RedHatAI/Qwen3.6-35B-A3B
RedHatAI/Qwen3.6-35B-A3B is a 35.1 billion parameter Mixture-of-Experts (MoE) causal language model developed by Qwen, with 3 billion activated parameters. It features a native context length of 262,144 tokens, extensible up to 1,010,000 tokens, and includes a vision encoder. This model is specifically optimized for agentic coding, handling frontend workflows and repository-level reasoning, and supports multimodal inputs including images and video.
Loading preview...
Qwen3.6-35B-A3B Overview
Qwen3.6-35B-A3B is a 35.1 billion parameter Mixture-of-Experts (MoE) causal language model from Qwen, designed for enhanced stability and real-world utility. It features 3 billion activated parameters and a native context length of 262,144 tokens, which can be extended up to 1,010,000 tokens using YaRN scaling techniques. The model incorporates a vision encoder, enabling multimodal capabilities for image and video input.
Key Capabilities
- Agentic Coding: Significantly improved handling of frontend workflows and repository-level reasoning, making it highly effective for development tasks.

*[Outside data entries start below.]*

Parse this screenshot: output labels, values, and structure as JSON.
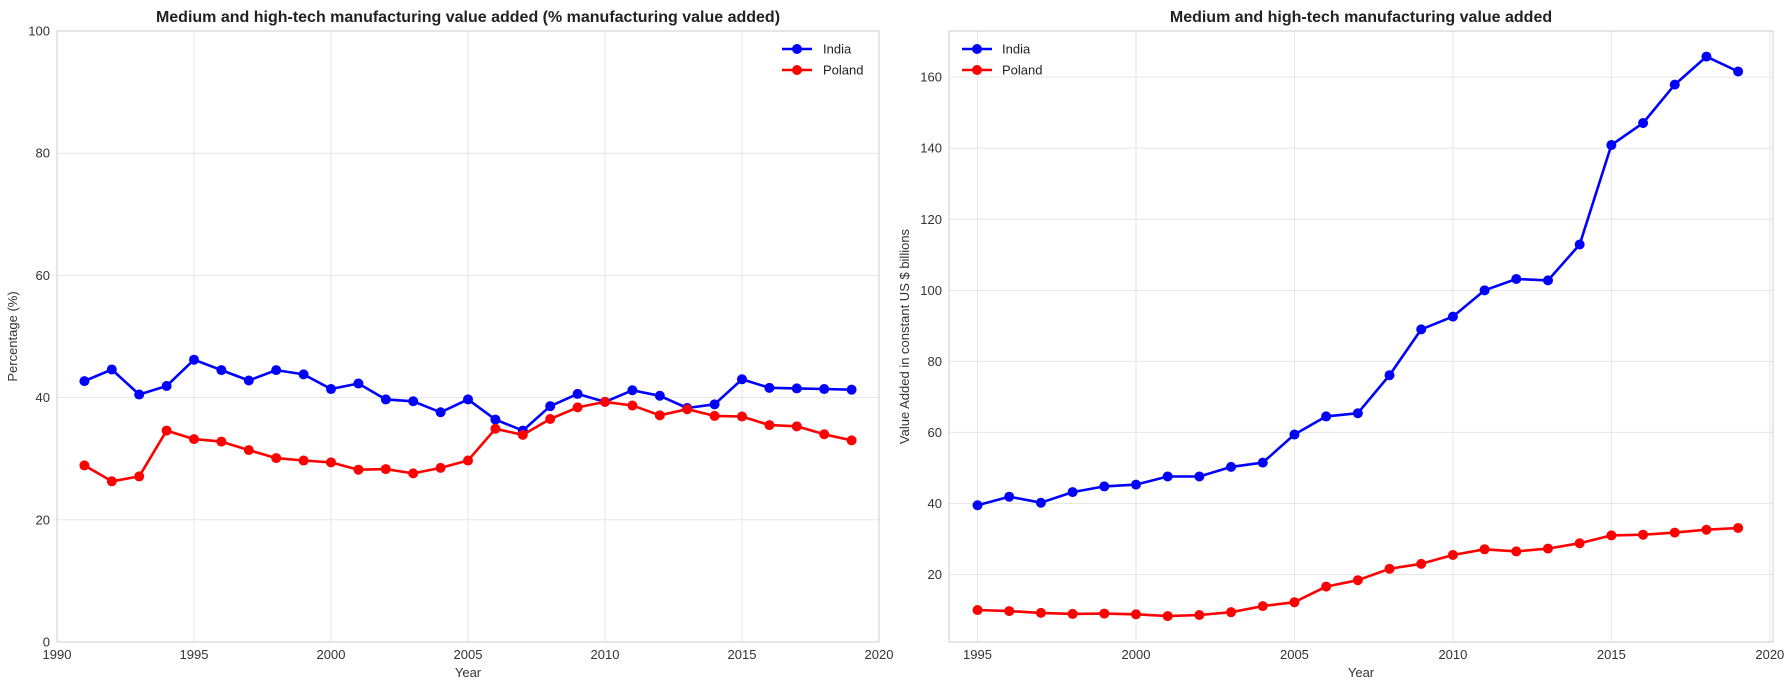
{
  "chart_data": [
    {
      "type": "line",
      "title": "Medium and high-tech manufacturing value added (% manufacturing value added)",
      "xlabel": "Year",
      "ylabel": "Percentage (%)",
      "xlim": [
        1990,
        2020
      ],
      "ylim": [
        0,
        100
      ],
      "xticks": [
        1990,
        1995,
        2000,
        2005,
        2010,
        2015,
        2020
      ],
      "yticks": [
        0,
        20,
        40,
        60,
        80,
        100
      ],
      "grid": true,
      "legend_position": "top-right",
      "x": [
        1991,
        1992,
        1993,
        1994,
        1995,
        1996,
        1997,
        1998,
        1999,
        2000,
        2001,
        2002,
        2003,
        2004,
        2005,
        2006,
        2007,
        2008,
        2009,
        2010,
        2011,
        2012,
        2013,
        2014,
        2015,
        2016,
        2017,
        2018,
        2019
      ],
      "series": [
        {
          "name": "India",
          "color": "#0000ff",
          "values": [
            42.7,
            44.6,
            40.5,
            41.9,
            46.2,
            44.5,
            42.8,
            44.5,
            43.8,
            41.4,
            42.3,
            39.7,
            39.4,
            37.6,
            39.7,
            36.4,
            34.6,
            38.6,
            40.6,
            39.3,
            41.2,
            40.3,
            38.3,
            38.9,
            43.0,
            41.6,
            41.5,
            41.4,
            41.3
          ]
        },
        {
          "name": "Poland",
          "color": "#ff0000",
          "values": [
            28.9,
            26.3,
            27.1,
            34.6,
            33.2,
            32.8,
            31.4,
            30.1,
            29.7,
            29.4,
            28.2,
            28.3,
            27.6,
            28.5,
            29.7,
            34.9,
            33.9,
            36.5,
            38.4,
            39.3,
            38.7,
            37.1,
            38.1,
            37.0,
            36.9,
            35.5,
            35.3,
            34.0,
            33.0
          ]
        }
      ]
    },
    {
      "type": "line",
      "title": "Medium and high-tech manufacturing value added",
      "xlabel": "Year",
      "ylabel": "Value Added in constant US $ billions",
      "xlim": [
        1994.1,
        2020.1
      ],
      "ylim": [
        1.0,
        173.0
      ],
      "xticks": [
        1995,
        2000,
        2005,
        2010,
        2015,
        2020
      ],
      "yticks": [
        20,
        40,
        60,
        80,
        100,
        120,
        140,
        160
      ],
      "grid": true,
      "legend_position": "top-left",
      "x": [
        1995,
        1996,
        1997,
        1998,
        1999,
        2000,
        2001,
        2002,
        2003,
        2004,
        2005,
        2006,
        2007,
        2008,
        2009,
        2010,
        2011,
        2012,
        2013,
        2014,
        2015,
        2016,
        2017,
        2018,
        2019
      ],
      "series": [
        {
          "name": "India",
          "color": "#0000ff",
          "values": [
            39.5,
            41.9,
            40.2,
            43.2,
            44.8,
            45.3,
            47.6,
            47.6,
            50.3,
            51.5,
            59.4,
            64.5,
            65.4,
            76.1,
            89.0,
            92.6,
            100.0,
            103.2,
            102.8,
            112.9,
            140.9,
            147.1,
            157.9,
            165.8,
            161.6
          ]
        },
        {
          "name": "Poland",
          "color": "#ff0000",
          "values": [
            10.0,
            9.7,
            9.2,
            8.9,
            9.0,
            8.8,
            8.3,
            8.6,
            9.4,
            11.1,
            12.2,
            16.6,
            18.4,
            21.6,
            23.0,
            25.5,
            27.1,
            26.5,
            27.3,
            28.8,
            31.0,
            31.2,
            31.8,
            32.6,
            33.1
          ]
        }
      ]
    }
  ]
}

- Thinking Preservation: Introduces an option to retain reasoning context from historical messages, streamlining iterative development and improving decision consistency.
- Multimodal Input: Supports processing of text, image, and video inputs, with specific optimizations for video understanding.
- MoE Architecture: Utilizes a Mixture-of-Experts design with 256 experts (8 routed + 1 shared activated), offering performance benefits for hardware with more compute than memory bandwidth.
What Makes This Model Different?
Qwen3.6-35B-A3B stands out due to its strong focus on agentic coding and the innovative thinking preservation feature. Its MoE architecture provides an efficient solution for high-performance inference, especially when compared to dense models of similar total parameter count. Benchmarks show strong performance in coding agent tasks like SWE-bench and Terminal-Bench 2.0, as well as competitive results in general agent, knowledge, STEM, and vision language tasks, including multimodal benchmarks like MMMU and RealWorldQA.
Should You Use This?
This model is ideal for developers and researchers focused on:
- Agent-based applications, particularly those involving complex coding tasks, frontend development, or repository-level analysis.
- Scenarios requiring long context windows (up to 1M tokens) and the ability to maintain reasoning context across multiple interactions.
- Applications that benefit from multimodal understanding, including image and video analysis.
- Environments where inference efficiency on specific hardware configurations (more compute, less memory bandwidth) is a priority due to its MoE design.